I will slate a full post on making logarithmic and other non-linear scales in SPSS for my next post when I get a chance. If you have any other questions feel free to either send me an email or ask a question on the SPSS NABBLE list-serve.

## Julie

/ August 5, 2014This is incredibly helpful! I already used successfully used it. Thank you so so much for your quick and really helpful responses!

## Sarah

/ May 18, 2017This syntax worked perfectly. Thank you! I have struggled making very unattractive graphs in Excel but not any more. Thanks again Andrew

## Hannah

/ June 28, 2017I know this is an old post, but was wondering if you would be able to help. I have to present the odds ratio from a ordinal regression (using the PLUM procedure). Do these also need to be on log scales? And if so is the SPSS syntax different?

## apwheele

/ June 28, 2017If you want to specifically plot the odd’s ratio then yes it should be on a log scale. Basically anything that is a ratio should be on a log scale, given the problem if you switch the numerator and denominator it dramatically influences the plot on a linear scale.

Given the latent variable interpretation of ordinal regression I don’t think you *have* to plot the odds ratio (I think odds ratios only make sense for the logit link function). If you plotted the original linear effects they can of course be on a linear scale, and that is applicable to any link function.

## Mike

/ January 3, 2018What is your advice when we present the results in a table? Should we present the regression coefficients, or the exponential values? The former seems equivalent to plotting the ORs on a log scale, but is not common.

And would you ever consider plotting on some type of reciprocal scale, i.e. OR when OR>1 and 1/OR when OR<1 (but plotted below y=1.00)?

## apwheele

/ January 3, 2018Good questions – I’m definitely in the minority, but I like the linear coefficients in the table.

You do all hypothesis tests and contrasts between coefficients on the linear scale, so I think they are more informative (that is if you want to compare effect A to effect B, you need to do it on the linear scale). I rather take the extra effort and convert the results to the probability scale (absolute risk) for meaningful comparisons as opposed to the odd’s ratios. (I’ve just seen so many examples where odds ratios can be misleading due to a rare event or the scale of the independent variable.)
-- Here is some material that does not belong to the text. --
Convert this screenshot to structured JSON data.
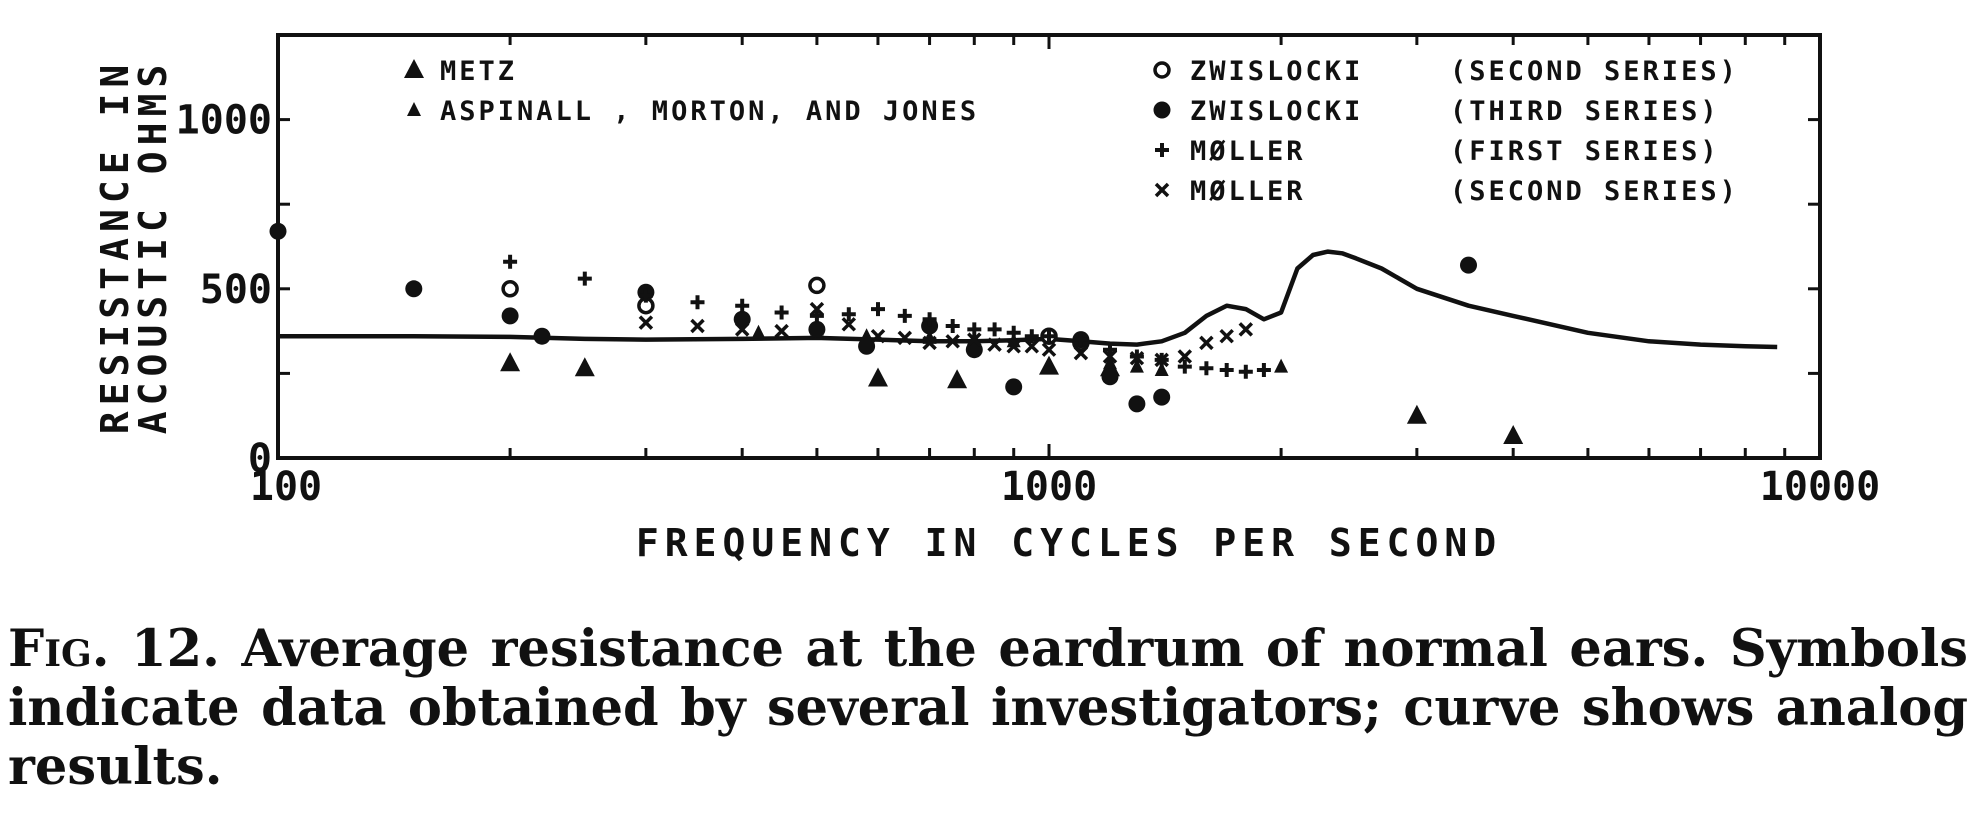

I mean, go ahead and also include the odd’s ratio if you want, but I just don’t think they are as informative.

Even when all of the ratios are positive it still has the same fundamental problem. The distance between an odd’s ratio of 2-1 is the same as the distance for an odd’s ratio of 4-2.

Ken Rothman made a similar suggestion, saying that when they are all positive they are closer to absolute risk differences, so are ok to plot on the linear scale. My general response to that is just plot the absolute risk differences then, see https://andrewpwheeler.wordpress.com/2015/01/02/2014-blog-stats-and-why-blogging-articles/.

## Mike

/ January 4, 2018With ORs from case-control studies it can be tricky to convert to the probability (risk) scale (and often in case-control studies we are interested in rate/hazard ratios anyway). But with cross-sectional or prevalence data I agree it is easier to convert to the probability scale — but then would it be more satisfactory to actually model the risks (probabilities) rather than the odds (https://stats.idre.ucla.edu/stata/faq/how-can-i-estimate-relative-risk-using-glm-for-common-outcomes-in-cohort-studies/)? I think odds are an unusual concept for most people, except gamblers š

## apwheele

/ January 4, 2018I’m not an epidemiologist, so take it for what it is worth, but I fail to see much of a problem with applying this advice to case-control data. So you don’t have overall prevalence – so just describe the differences in probabilities in the observed sample – that is still informative and easier to interpret than odds ratios (even if you cannot convert to population risk differences).

Those coefficients from log-binomial models or Poisson models are no different than logistic for my advice here. If you plot them you should still plot them on a log scale. In general if it is a ratio you should plot it on a log scale.